Section 2 source distribution terms (was Re: GPL vs APSL (was: YAPL is bad))
Karsten M. Self
kmself at ix.netcom.com
Tue Sep 25 18:27:17 UTC 2001
on Tue, Sep 25, 2001 at 11:59:10AM -0400, Greg London (greglondon at oaktech.com) wrote:
> It seems to me that the MIT does not meet item #2 of the OSD, then.
> The APSL goes above and beyond #2 requirements. But the MIT license
> seems to fall short.
The MIT license allows for distribution of source. This is in
compliance with the OSD. You raise a reasonable but small point.
The OSD is used to ceritfy licenses, not distributions under a license.
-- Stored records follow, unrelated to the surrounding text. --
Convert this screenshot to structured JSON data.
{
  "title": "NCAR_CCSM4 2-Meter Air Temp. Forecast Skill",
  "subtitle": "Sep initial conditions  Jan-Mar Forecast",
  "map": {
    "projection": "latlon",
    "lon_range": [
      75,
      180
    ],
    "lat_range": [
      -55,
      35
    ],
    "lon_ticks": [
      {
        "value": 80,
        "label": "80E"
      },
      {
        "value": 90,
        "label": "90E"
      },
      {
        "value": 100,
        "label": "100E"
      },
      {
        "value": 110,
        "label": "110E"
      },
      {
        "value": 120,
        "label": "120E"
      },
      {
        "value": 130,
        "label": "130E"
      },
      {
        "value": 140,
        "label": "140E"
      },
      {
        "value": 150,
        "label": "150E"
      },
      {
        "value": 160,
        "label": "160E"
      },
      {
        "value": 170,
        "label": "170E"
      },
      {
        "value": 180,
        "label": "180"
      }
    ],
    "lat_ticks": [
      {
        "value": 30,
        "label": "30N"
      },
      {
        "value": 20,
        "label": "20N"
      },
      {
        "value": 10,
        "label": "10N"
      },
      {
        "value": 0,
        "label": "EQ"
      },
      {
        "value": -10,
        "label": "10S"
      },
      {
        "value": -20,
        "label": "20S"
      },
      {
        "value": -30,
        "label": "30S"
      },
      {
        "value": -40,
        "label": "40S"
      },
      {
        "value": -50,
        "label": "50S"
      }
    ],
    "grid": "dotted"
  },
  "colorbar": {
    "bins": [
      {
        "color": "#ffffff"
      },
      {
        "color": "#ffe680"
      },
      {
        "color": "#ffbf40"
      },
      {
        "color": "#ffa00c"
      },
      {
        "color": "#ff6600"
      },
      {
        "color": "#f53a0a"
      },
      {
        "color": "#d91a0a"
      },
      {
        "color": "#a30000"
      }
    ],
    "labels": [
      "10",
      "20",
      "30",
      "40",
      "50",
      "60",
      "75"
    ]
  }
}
However, the language of section two speaks to the program and
distribution of same, under a license. It seems to me that either the
OSD should restrict itself to discussing licenses, or qualify licenses
which may be used in a proprietary sense by discussing a qualifying
The reason for this confusion, I suspect, is the OSD's origin as the
DFSG: the Debian Free Software Guidelines. The DFSG is the guiding
principle that governs inclusion of packages within the core Debian
distribution. As such, it applies to distribution of programs, which is
to include the interaction of license on actual distribution.
2. Source Code
The program must include source code, and must allow distribution in
source code as well as compiled form. Where some form of a product
is not distributed with source code, there must be a well-publicized
means of obtaining the source code for no more than a reasonable
reproduction cost -- preferably, downloading via the Internet
without charge. The source code must be the preferred form in which
a programmer would modify the program. Deliberately obfuscated
source code is not allowed. Intermediate forms such as the output
of a preprocessor or translator are not allowed.
2. Source Code
The license most provide for distribution in source code as well as
compiled form. Where some form of a product is not distributed with
source code, there must be a well publicized means of obtaining the
source code for no more than a reasonable reproduction cost --
preferably, downloading via the Internet without charge or access
restrictions. The source code so offered must be in the preferred
form in which a programmer would modify the program. Deliberately
obfuscated source code does not qualify. Intermediate forms such as
the output of a preprocessor or translator are not allowed. For
licenses in which distribution without source is allowed, an OSD
Qualifying Distribution shall be defined as an offering of the
software, under qualifying license terms, with source or an offer of
source as described in this paragraph.
All other sections of the OSD speak in terms of "the license" or "the
rights attached to the program". Section 2 is the odd man out.